Obviously, Jesus was born into a world and a religion where a crisis of authority was already a dominant experience. The Romans had lost credibility as civil rulers. The scribes and Pharisees were no longer credible witnesses to religious values. Long-established social groupings were coming apart while traditional values were being discarded as obsolete. As the questioning of old certainties intensified, and as old values eroded, the Scribes and the Pharisees sought refuge in the simplistic certainties of the law. The law was the authority they relied upon. They were all of course lawmen and they had a vested interest in perpetuating the status quo.
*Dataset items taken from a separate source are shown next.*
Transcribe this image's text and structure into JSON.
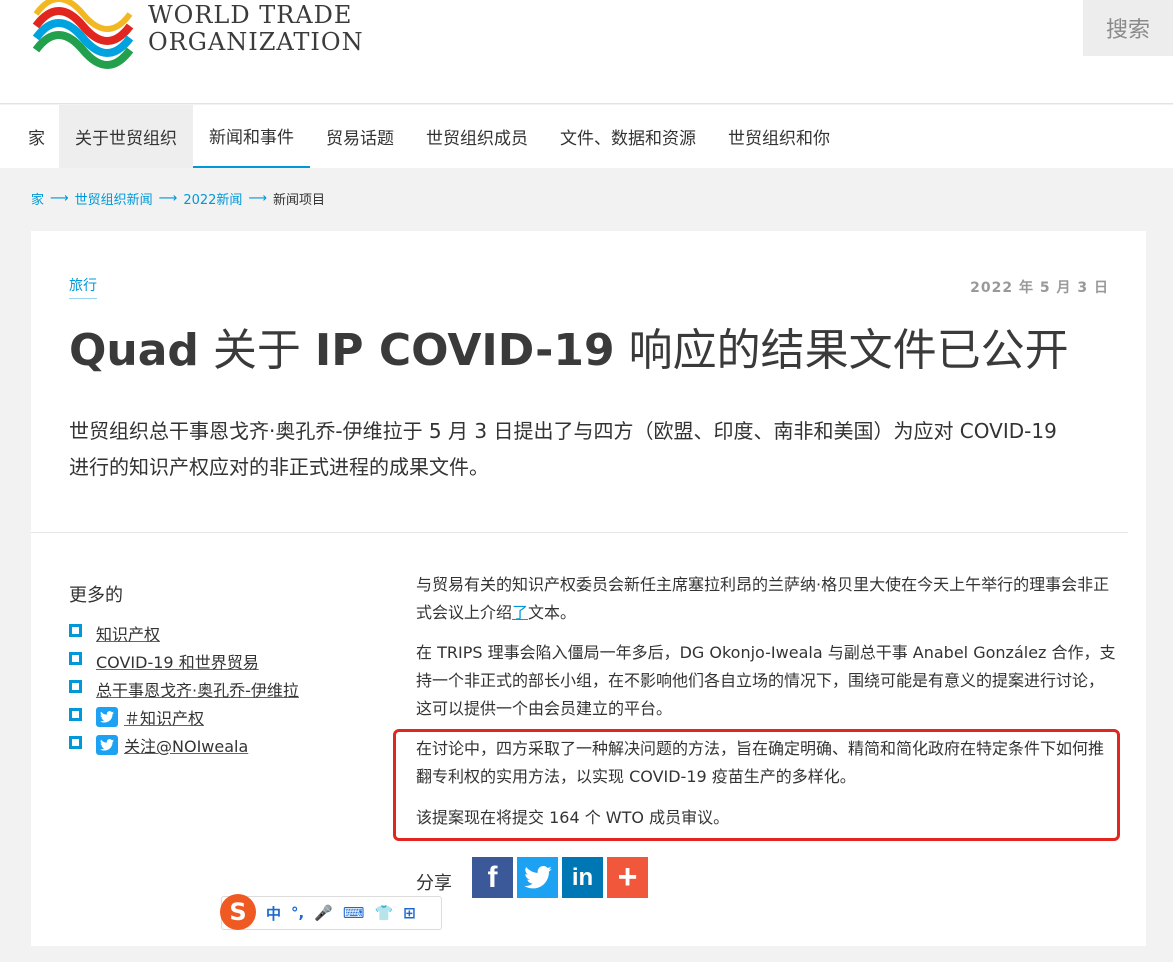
{
  "header": {
    "logo_line1": "WORLD TRADE",
    "logo_line2": "ORGANIZATION",
    "search_label": "搜索"
  },
  "nav": {
    "items": [
      {
        "label": "家"
      },
      {
        "label": "关于世贸组织"
      },
      {
        "label": "新闻和事件"
      },
      {
        "label": "贸易话题"
      },
      {
        "label": "世贸组织成员"
      },
      {
        "label": "文件、数据和资源"
      },
      {
        "label": "世贸组织和你"
      }
    ]
  },
  "breadcrumb": {
    "items": [
      "家",
      "世贸组织新闻",
      "2022新闻"
    ],
    "separator": "⟶",
    "current": "新闻项目"
  },
  "article": {
    "tag": "旅行",
    "date": "2022 年 5 月 3 日",
    "title_latin": "Quad",
    "title_cn1": " 关于 ",
    "title_latin2": "IP COVID-19",
    "title_cn2": " 响应的结果文件已公开",
    "lead": "世贸组织总干事恩戈齐·奥孔乔-伊维拉于 5 月 3 日提出了与四方（欧盟、印度、南非和美国）为应对 COVID-19 进行的知识产权应对的非正式进程的成果文件。",
    "para1_a": "与贸易有关的知识产权委员会新任主席塞拉利昂的兰萨纳·格贝里大使在今天上午举行的理事会非正式会议上介绍",
    "para1_link": "了",
    "para1_b": "文本。",
    "para2": "在 TRIPS 理事会陷入僵局一年多后，DG Okonjo-Iweala 与副总干事 Anabel González 合作，支持一个非正式的部长小组，在不影响他们各自立场的情况下，围绕可能是有意义的提案进行讨论，这可以提供一个由会员建立的平台。",
    "para3": "在讨论中，四方采取了一种解决问题的方法，旨在确定明确、精简和简化政府在特定条件下如何推翻专利权的实用方法，以实现 COVID-19 疫苗生产的多样化。",
    "para4": "该提案现在将提交 164 个 WTO 成员审议。",
    "share_label": "分享"
  },
  "sidebar": {
    "title": "更多的",
    "links": [
      {
        "label": "知识产权"
      },
      {
        "label": "COVID-19 和世界贸易"
      },
      {
        "label": "总干事恩戈齐·奥孔乔-伊维拉"
      },
      {
        "label": "＃知识产权"
      },
      {
        "label": "关注@NOIweala"
      }
    ]
  },
  "share": {
    "facebook": "f",
    "linkedin": "in",
    "more": "+"
  },
  "ime": {
    "logo": "S",
    "items": [
      "中",
      "°,",
      "🎤",
      "⌨",
      "👕",
      "⊞"
    ]
  },
  "colors": {
    "accent": "#0098d8",
    "highlight_border": "#e0261e",
    "facebook": "#3b5998",
    "twitter": "#1da1f2",
    "linkedin": "#0077b5",
    "more": "#f1573a"
  }
}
This was where Jesus parted company with them. The law was being used to protect established interests. Genuine religious values were being damaged, not promoted, by the law. The law is being used to conceal the truth, not to reveal it. It is the role of the prophet to rediscover the truth and reveal it anew. In one famous incident, Jesus accused the scribes and Pharisees of piling up burdens on peoples' backs and not raising a finger to help them. Jesus was prepared to take on the authorities of the day, to confront the vested interests. He took to heart the advice given to Jeremiah in our first reading: "Do not be dismayed at their presence or in their presence." This was the new authority that the people were quick to detect and willing emulate.
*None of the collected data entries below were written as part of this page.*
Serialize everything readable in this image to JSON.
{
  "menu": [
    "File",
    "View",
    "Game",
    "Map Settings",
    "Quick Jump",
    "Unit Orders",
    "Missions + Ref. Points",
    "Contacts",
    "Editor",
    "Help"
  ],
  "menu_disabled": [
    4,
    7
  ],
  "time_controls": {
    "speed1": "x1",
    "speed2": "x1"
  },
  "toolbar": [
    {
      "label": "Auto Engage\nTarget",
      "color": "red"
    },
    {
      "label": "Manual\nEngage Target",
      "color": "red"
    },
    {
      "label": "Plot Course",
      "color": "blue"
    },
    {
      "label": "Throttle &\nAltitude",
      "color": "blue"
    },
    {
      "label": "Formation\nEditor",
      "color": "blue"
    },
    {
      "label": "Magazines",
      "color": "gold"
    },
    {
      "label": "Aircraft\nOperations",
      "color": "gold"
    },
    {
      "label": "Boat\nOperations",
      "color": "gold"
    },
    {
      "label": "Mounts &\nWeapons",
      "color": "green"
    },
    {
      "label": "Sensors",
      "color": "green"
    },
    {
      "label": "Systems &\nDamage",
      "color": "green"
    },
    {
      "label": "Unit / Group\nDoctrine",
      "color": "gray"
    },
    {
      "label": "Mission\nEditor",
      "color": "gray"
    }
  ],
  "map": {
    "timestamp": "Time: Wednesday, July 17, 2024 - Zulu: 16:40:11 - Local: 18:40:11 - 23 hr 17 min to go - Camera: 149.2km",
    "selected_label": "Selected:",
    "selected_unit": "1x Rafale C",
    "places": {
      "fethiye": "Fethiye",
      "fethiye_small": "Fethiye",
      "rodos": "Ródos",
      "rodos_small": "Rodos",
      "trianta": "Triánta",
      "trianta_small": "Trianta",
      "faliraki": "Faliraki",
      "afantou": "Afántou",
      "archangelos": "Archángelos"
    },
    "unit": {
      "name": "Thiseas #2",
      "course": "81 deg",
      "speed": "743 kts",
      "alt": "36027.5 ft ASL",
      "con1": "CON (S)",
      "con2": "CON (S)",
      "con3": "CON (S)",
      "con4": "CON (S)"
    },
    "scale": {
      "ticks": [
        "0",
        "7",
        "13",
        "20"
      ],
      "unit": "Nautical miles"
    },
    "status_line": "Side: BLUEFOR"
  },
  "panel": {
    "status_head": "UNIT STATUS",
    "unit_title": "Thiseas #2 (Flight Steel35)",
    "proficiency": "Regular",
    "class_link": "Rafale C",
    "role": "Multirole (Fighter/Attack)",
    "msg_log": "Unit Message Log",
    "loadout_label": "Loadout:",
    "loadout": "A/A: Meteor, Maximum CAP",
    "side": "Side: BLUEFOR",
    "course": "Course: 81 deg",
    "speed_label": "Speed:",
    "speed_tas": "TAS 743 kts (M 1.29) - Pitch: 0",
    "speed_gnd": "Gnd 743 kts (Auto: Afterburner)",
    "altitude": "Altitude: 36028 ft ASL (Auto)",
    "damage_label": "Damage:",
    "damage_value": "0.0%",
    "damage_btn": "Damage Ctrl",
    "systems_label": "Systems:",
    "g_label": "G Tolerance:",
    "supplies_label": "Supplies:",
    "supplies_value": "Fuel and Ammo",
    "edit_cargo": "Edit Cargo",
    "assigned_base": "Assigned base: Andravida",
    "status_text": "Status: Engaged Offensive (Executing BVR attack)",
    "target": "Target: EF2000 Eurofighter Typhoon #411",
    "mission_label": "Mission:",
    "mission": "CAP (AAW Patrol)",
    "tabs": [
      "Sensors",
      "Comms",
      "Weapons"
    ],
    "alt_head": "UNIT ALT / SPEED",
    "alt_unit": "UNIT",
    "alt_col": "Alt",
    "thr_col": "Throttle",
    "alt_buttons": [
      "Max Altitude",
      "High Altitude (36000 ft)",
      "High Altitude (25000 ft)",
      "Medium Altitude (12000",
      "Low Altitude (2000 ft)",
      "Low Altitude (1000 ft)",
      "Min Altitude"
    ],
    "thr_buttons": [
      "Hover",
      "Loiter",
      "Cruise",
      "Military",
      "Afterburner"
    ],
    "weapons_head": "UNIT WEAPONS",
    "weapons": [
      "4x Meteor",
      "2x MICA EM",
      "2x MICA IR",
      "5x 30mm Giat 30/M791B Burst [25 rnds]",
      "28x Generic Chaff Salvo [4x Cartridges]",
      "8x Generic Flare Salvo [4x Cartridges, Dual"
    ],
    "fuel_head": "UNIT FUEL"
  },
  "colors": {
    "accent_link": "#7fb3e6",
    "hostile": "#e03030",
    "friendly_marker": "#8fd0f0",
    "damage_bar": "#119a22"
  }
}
The circumstances of our own day are not at all unlike those existing at the time of Jesus. Political authority throughout Europe and indeed the United States is seriously discredited. We though that the fall of communism and the Berlin wall would solve most of the political difficulties of the Western world. In truth this development only added to our difficulties. Or at least the old Europe is being challenged in new ways. Tuesday last was the 59th anniversary of the liberation of Auschwitz by the Soviet army. The world was not informed for another 3 months. And not until 1990 were the true figure released. 1.5 million people perished there, 1.1 million of whom were Jews. Ironically, it took a full fifty years for the full truth to emerge about history's most intensely researched topics. "After Auschwitz", Theodor Adorno said, "poetry is no longer possible." It seems that historians too had lost their faculties.
Auschwich commemorative speeches during this week contained new and urgent emphasis on the re-emergence of racism in Europe. It was as if Auschwich never happened. Primo Levi, the Jewish Italian novelist, foresaw a time when the horror of Auschwitz would be covered up or conveniently forgotten. Echoing Isaiah, he penned a warning and a curse:"Be mindful that this has been:He wrote this angry, anguished warning in Milan on the same day as he arrive home from Auschwitz, Friday April 16th, 1945.
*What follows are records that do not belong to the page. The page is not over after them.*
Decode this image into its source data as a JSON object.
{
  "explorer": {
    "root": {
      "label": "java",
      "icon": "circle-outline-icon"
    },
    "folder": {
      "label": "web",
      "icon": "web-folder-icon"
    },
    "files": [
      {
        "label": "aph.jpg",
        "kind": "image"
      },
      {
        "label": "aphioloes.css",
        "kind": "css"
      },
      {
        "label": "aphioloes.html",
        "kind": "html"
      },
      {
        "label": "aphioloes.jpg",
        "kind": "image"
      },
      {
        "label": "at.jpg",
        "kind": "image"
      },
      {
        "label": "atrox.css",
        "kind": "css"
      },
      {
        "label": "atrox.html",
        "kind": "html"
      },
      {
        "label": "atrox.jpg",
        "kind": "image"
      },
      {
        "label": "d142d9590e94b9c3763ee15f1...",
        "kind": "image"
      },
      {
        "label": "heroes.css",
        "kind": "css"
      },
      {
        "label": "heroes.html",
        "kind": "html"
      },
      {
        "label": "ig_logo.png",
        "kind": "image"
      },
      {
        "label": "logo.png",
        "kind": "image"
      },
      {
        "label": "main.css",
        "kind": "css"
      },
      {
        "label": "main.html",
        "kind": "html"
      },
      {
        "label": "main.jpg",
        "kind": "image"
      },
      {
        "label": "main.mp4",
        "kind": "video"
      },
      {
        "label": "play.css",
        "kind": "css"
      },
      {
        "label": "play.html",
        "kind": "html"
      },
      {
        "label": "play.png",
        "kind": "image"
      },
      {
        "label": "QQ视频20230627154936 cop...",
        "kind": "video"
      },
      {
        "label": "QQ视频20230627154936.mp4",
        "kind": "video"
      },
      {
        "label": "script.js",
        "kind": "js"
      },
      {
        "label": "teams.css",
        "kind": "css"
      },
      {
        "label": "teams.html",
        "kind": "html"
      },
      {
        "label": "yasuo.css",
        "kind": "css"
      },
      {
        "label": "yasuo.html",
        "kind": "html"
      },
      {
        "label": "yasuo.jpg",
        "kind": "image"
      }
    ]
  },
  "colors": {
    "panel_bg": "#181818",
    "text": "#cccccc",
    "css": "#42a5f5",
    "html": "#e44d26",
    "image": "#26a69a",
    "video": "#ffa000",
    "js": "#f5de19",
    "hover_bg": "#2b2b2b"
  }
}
I urge these words on you.
Carve them on your heart
At home or roaming the streets
Lying down or rising up:
Repeat them to your children,
or may your house fall,
Sickness lay you low,
Your offspring turn their face from you."The Church too is going through the same fragmentation that the religious authorities in ancient Israel experienced. The rules and regulations that sustained believers up to very recent time are now seen and experienced by a new generation as archaic, quaint and obsolete. And, as this questioning of old certainties becomes more widespread and intense, there is a tendency on the part of some Church leaders to react as the Pharisees of old reacted: to take refuge in the letter of the law. But in truth, this doesn't answer the questions asked; it merely allays for a time their own insecurity. In reality, each individual must now draw his own her own conclusions about life, about religion and about God. As M.P. Gallagher remarked nearly twenty years ago now, we have moved from a religion of convention to a religion of conviction. The Church must lead; but she can never again compel. The only authority she now has is the authority of her own experience and her own example. If she is not credible on that score, people will simple walk away.